Environment Variables
Any string value in amodal.json can reference an environment variable using the env: prefix:
{
"stores": {
"postgresUrl": "env:DATABASE_URL"
},
"mcp": {
"servers": {
"github": {
"env": { "GITHUB_TOKEN": "env:GITHUB_TOKEN" }
}
}
}
}The runtime resolves these at parse time — before any connections are established or tools are loaded. If a referenced variable is missing, the runtime throws an ENV_NOT_SET error and refuses to start. This is intentional. A misconfigured agent is worse than a stopped agent.
When to Use env: vs. Hardcoded Values
Always useenv: for:
- API keys, tokens, and secrets of any kind
- Database connection strings (they contain passwords)
- Anything that changes between environments (dev/staging/prod)

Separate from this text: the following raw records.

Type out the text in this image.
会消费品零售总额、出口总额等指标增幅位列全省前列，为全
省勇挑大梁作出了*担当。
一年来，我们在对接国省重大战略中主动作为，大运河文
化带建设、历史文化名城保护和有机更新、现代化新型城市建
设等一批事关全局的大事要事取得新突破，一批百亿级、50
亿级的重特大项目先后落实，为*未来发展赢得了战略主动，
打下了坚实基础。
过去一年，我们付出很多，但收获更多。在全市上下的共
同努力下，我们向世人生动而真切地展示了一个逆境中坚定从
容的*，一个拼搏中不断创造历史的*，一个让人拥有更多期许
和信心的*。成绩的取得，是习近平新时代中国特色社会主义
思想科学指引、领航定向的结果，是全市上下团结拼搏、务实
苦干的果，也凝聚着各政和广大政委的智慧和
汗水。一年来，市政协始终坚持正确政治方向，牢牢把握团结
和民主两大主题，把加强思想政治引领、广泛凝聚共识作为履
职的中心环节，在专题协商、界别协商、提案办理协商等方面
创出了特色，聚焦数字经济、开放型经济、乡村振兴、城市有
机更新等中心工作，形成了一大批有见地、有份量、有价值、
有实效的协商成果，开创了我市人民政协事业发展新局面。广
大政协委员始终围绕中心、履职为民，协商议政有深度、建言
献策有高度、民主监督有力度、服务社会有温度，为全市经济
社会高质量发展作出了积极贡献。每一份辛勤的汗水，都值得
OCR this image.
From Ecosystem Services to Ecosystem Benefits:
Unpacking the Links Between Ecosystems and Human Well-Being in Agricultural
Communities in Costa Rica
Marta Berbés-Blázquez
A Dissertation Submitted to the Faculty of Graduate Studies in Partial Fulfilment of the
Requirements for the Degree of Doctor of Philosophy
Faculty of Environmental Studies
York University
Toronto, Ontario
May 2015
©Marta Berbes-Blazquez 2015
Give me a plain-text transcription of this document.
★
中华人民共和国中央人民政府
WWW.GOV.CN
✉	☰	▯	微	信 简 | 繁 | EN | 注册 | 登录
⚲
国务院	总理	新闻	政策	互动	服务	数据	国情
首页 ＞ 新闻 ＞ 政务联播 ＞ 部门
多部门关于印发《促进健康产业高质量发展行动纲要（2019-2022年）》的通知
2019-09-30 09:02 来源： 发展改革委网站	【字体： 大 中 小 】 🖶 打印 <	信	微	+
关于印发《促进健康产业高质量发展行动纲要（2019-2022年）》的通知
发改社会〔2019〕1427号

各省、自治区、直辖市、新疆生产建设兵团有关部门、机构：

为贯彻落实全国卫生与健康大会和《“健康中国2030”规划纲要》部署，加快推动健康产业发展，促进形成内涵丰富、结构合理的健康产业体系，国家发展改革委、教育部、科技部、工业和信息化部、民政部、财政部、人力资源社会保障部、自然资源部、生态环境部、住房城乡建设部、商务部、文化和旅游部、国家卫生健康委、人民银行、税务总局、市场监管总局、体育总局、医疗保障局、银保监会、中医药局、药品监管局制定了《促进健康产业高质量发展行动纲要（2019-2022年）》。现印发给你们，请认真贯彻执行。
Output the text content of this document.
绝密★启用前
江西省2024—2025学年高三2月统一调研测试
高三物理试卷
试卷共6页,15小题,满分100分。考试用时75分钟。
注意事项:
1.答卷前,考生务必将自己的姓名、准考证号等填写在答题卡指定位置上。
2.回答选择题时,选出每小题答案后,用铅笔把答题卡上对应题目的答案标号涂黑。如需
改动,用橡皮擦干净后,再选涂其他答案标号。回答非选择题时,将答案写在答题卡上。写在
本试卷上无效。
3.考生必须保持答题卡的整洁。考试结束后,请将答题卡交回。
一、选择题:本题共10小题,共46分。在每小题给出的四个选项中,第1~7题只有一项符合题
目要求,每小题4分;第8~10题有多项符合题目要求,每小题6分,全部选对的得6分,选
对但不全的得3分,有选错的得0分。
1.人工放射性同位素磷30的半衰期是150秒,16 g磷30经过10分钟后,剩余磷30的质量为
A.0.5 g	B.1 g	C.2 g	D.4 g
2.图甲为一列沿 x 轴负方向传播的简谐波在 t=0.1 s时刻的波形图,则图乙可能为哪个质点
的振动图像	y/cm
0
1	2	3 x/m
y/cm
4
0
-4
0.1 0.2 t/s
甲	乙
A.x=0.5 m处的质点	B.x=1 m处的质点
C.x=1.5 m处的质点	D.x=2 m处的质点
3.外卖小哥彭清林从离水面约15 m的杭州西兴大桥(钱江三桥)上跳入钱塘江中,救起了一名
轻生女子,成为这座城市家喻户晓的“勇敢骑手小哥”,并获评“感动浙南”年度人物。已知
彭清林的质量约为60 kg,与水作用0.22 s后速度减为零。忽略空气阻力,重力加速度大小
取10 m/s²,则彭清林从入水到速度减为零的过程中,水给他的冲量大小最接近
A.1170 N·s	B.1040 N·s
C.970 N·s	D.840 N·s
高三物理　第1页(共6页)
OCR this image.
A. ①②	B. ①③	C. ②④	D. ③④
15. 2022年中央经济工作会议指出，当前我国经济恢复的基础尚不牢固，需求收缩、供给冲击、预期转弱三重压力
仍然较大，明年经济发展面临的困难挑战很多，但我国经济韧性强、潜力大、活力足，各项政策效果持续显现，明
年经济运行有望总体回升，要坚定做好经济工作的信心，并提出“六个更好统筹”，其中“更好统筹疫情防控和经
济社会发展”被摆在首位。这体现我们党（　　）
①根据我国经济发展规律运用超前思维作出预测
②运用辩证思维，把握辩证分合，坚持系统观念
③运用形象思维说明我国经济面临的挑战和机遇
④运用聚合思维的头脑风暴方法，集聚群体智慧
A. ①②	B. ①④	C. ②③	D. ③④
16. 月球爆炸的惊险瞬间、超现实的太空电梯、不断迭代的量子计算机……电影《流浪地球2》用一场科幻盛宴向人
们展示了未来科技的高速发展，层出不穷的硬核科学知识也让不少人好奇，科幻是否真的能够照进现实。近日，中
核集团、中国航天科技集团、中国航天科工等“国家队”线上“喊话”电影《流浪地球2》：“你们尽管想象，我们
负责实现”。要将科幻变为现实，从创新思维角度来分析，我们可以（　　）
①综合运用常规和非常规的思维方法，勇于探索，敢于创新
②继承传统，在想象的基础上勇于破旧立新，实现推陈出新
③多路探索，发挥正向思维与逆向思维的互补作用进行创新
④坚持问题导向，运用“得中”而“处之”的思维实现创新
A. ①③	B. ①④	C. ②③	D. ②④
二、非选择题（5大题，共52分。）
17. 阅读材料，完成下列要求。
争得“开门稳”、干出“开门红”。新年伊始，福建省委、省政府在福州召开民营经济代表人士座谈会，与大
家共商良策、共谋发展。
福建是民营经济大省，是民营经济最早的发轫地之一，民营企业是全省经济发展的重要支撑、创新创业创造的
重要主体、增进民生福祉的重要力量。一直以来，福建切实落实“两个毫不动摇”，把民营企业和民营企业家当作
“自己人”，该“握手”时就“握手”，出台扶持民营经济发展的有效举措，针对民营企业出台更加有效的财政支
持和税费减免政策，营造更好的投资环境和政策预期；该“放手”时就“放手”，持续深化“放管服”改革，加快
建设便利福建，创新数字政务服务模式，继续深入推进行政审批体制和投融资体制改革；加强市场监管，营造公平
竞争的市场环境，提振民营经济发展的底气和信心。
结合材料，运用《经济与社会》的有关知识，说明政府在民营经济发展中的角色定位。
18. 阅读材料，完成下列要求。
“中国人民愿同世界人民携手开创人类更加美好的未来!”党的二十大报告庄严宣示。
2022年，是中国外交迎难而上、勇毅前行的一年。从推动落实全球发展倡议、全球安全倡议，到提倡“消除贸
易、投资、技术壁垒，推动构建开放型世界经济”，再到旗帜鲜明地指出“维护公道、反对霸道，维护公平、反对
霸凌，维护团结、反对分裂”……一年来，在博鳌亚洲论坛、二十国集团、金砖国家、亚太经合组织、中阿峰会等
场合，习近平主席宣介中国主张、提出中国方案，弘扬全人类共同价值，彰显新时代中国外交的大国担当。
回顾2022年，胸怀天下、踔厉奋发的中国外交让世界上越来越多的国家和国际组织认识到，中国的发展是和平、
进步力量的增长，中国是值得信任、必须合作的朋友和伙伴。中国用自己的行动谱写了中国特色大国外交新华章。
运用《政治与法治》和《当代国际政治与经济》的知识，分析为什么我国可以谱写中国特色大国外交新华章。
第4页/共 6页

- The value is not sensitive: model names, project IDs, region strings, cron schedules
- The value is part of the agent's identity: name, version, description
A good rule of thumb: if you would not want the value visible in a public GitHub repo, use env:. The amodal.json file is checked into git. Secrets should never be in it directly.
For local development, put your environment variables in a .env file at the repo root (and add it to .gitignore). The runtime loads .env automatically in repo mode. For production deployments, set them in your hosting environment's secret management — Kubernetes secrets, AWS Parameter Store, Fly.io secrets, or whatever your infrastructure uses.